AP-1-dependent E-Cadherin trafficking in Drosophila oogenesis. Nicolas Loyer, Roland Le Borgne. CNRS UMR 6290-IGDR, Rennes, France.

   In yeast and mammals, clathrin adaptor protein complexes AP-1 function in transport between the trans-Golgi Network (TGN) and the endosomes, and in basolateral targeting in polarized epithelial cells. These functions of AP-1 are likely to be evolutionarily conserved. Here, we have investigated the function of AP-1 during oogenesis in Drosophila. Continuously growing immature egg chambers are composed of a monolayered follicular epithelium surrounding a germline cyst of 16 cells, interconnected by cytoplasmic bridges called ring canals. As reported in adult monolayered epithelium, loss of AP-1 does not cause a loss of establishment or maintenance of follicular epithelial cell polarity. In contrast, we observed two phenotypes in the germline cyst mutant for AP-1. First, plasma membrane separating the cells progressively disappeared in late stages, giving rise to multinucleated cells. Live imaging of cultured egg chambers revealed that this phenotype was due to plasma membrane detachment from ring canals actin structures.

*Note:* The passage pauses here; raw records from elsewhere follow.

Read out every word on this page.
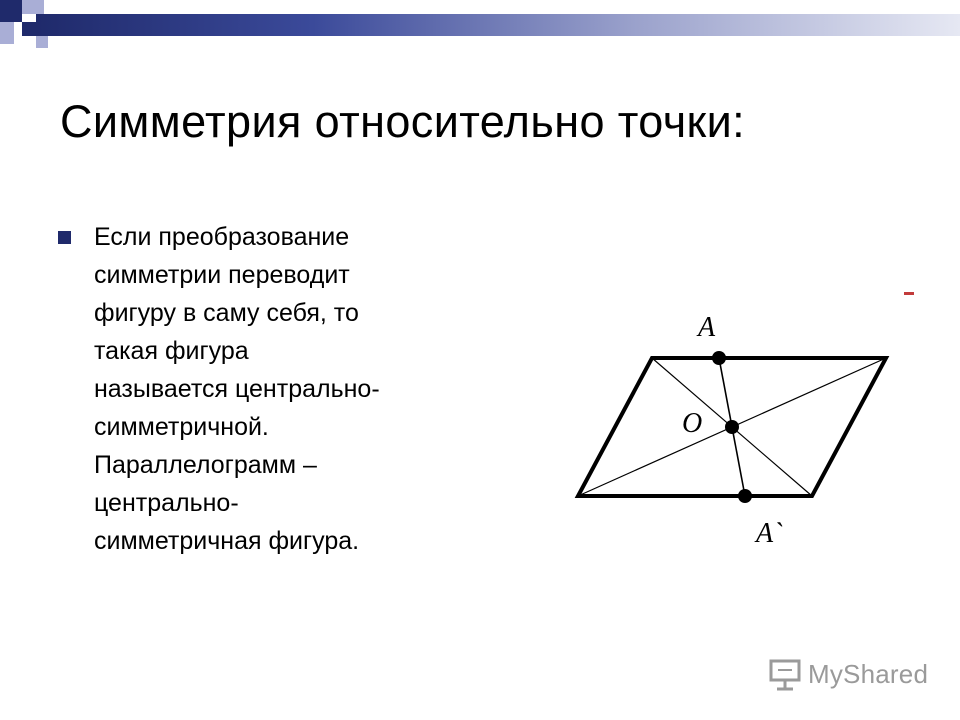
Симметрия относительно точки:
Если преобразование
симметрии переводит
фигуру в саму себя, то
такая фигура
называется центрально-
симметричной.
Параллелограмм –
центрально-
симметричная фигура.
A
O
A`
MyShared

Second, the localization of E-Cadherin, an adhesion molecule homogeneously distributed along the germline cyst cells plasma membrane and enriched around their ring canals, was affected in AP-1 mutant cysts. E-Cadherin was found enriched in enlarged Rab11-positive recycling endosomes and was specifically excluded from the plasma membrane surrounding ring canals. We hypothesize a connection between these two phenotypes and are currently testing a working model involving an AP-1 dependent E-Cadherin targeting to ring canals, where it contributes to plasma membrane anchorage to ring canals actin structures, most likely through its binding partners alpha- and beta-catenins.